Taking things on their own hands, Siddiqui, along with three others, created the Islamic Social Services Association (ISSA) to provide social services, mental health support and counseling for Canadian and American Muslims in a culturally appropriate and spiritually sensitive manner.
“There was no other organization devoted to Muslim family services or advocacy on behalf of Muslim families caught in various systems,” Siddiqui, who has served as the volunteer executive director for ISSA in Canada since the organization split into U.S. and Canadian branches in 2003, added.
Next Thursday, September 19, the ISSA will celebrate its 20th anniversary at a gala celebration at the Victoria Inn, 1808 Wellington Ave.
For Siddiqui, the anniversary is a time to celebrate what it has achieved in helping Muslim newcomers in Manitoba navigate the social service system, become civically engaged, and providing things like counseling, mediation and conflict resolution.
“We have become the go-to place for resolving issues or consultation on various issues facing our community,” Siddiqui said.
It also involves “educating all sectors of service providers to be culturally competent and spiritually sensitive when working with Muslims, and building bridges between diverse communities to address racism,” she added.
Though the organization provides services to Muslim primarily, many non-Muslims praised the great role it plays in Canada.
“Not only are they learning a new society and culture, and often a new language, they are entering a system that may seem perplexing,” Lori Wilkinson, a professor of sociology and criminology at the University of Manitoba who has been volunteering with ISSA for about five years, said.
ISSA helps “translate and navigate” the Canadian and Manitoba way of offering settlement and social services in a way they can better understand, helping them “avoid problems” as they learn “our way of doing things.”
ISSA is “a community and relations-builder,” Wilkinson says. “Their goal is to bring people of all faiths together to learn, share and educate one another.”
Without their work, she adds, “I think Winnipeg would be a less friendly and inclusive space.”
As for Siddiqui, she is grateful for all that has been accomplished — and for the role she could play in it.
“It’s been my calling, my humble way to help strengthen Canadian Muslims so they can be proactive participants in the betterment and growth of our country,” she said.
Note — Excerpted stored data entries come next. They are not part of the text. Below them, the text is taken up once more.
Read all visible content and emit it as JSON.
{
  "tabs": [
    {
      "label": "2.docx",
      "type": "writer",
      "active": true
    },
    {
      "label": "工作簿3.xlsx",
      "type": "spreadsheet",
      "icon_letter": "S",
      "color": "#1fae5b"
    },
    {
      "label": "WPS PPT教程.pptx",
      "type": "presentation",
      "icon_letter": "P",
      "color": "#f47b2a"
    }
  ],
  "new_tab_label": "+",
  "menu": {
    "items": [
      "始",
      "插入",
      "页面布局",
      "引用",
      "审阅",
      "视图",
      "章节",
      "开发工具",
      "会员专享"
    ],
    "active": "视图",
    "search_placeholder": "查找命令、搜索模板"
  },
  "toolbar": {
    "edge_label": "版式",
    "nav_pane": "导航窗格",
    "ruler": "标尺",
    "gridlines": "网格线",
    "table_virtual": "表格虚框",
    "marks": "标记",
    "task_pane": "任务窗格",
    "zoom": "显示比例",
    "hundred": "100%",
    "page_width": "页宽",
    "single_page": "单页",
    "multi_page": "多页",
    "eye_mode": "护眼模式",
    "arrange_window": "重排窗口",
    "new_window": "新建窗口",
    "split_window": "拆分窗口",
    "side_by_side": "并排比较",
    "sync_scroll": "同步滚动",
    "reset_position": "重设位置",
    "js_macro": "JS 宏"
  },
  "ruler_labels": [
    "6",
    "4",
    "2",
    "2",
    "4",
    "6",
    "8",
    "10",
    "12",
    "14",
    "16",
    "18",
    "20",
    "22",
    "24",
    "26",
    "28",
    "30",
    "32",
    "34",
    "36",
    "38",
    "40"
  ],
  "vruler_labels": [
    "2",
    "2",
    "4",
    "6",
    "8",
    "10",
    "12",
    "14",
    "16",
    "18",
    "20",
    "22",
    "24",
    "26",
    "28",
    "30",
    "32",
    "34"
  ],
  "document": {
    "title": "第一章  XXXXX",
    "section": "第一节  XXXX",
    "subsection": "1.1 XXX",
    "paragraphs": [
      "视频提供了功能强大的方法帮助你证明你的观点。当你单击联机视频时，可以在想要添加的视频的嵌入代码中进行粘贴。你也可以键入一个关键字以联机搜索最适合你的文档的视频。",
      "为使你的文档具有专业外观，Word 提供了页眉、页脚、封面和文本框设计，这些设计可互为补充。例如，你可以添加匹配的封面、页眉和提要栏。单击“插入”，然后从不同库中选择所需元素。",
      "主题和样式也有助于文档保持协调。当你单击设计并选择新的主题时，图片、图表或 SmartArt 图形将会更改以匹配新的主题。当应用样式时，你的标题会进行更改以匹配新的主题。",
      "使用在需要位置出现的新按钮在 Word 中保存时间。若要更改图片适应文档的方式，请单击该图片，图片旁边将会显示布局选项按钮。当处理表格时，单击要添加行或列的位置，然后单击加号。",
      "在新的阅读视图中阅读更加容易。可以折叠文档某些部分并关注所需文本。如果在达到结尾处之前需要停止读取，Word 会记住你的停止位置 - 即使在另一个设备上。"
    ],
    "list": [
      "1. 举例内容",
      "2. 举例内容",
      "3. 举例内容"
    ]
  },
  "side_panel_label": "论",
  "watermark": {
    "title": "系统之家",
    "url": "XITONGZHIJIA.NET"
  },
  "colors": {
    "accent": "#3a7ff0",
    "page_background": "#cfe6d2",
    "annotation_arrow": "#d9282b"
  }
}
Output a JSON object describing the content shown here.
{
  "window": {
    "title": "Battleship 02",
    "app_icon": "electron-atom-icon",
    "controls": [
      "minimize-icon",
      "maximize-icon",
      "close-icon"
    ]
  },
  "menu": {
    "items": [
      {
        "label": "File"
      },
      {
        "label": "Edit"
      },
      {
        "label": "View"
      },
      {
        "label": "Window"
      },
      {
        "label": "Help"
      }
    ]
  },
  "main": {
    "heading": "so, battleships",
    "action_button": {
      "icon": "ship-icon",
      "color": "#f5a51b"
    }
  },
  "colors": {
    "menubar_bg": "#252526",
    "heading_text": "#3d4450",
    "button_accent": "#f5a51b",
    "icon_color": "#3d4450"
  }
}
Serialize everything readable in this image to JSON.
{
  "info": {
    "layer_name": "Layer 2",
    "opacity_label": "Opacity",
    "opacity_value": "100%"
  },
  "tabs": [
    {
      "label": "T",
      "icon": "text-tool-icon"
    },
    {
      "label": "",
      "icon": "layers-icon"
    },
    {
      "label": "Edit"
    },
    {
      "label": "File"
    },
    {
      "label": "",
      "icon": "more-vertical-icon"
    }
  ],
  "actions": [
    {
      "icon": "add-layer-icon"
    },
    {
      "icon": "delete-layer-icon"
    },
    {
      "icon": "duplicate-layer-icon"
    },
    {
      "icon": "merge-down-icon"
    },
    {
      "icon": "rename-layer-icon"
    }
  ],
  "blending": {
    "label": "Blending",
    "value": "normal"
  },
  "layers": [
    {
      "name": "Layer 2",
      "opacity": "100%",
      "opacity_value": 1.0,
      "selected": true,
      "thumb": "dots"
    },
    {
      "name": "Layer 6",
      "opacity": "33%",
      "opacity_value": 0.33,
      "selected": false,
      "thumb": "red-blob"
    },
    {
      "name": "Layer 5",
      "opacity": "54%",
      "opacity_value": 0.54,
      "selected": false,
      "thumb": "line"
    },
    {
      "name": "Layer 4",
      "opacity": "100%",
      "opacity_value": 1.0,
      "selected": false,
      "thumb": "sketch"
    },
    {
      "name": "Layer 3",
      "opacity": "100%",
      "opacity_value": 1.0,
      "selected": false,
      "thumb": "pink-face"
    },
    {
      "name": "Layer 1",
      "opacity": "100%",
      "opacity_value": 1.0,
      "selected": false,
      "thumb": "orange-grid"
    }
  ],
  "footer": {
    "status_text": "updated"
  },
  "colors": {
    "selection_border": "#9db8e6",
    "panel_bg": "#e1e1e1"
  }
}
Canada’s 2011 National Household Survey estimated Muslims in Canada to be around 1,053,945, or about 3.2% of the population, making Islam the second-largest religion in the country after Christianity.
First Muslim immigrants arrived in Manitoba from Eastern Europe, the Caribbean Islands, and Lebanon in the early 1900s.
According to Canada’s 2011 National Household Survey, there were 12,405 Muslims in Manitoba representing 1% of the population.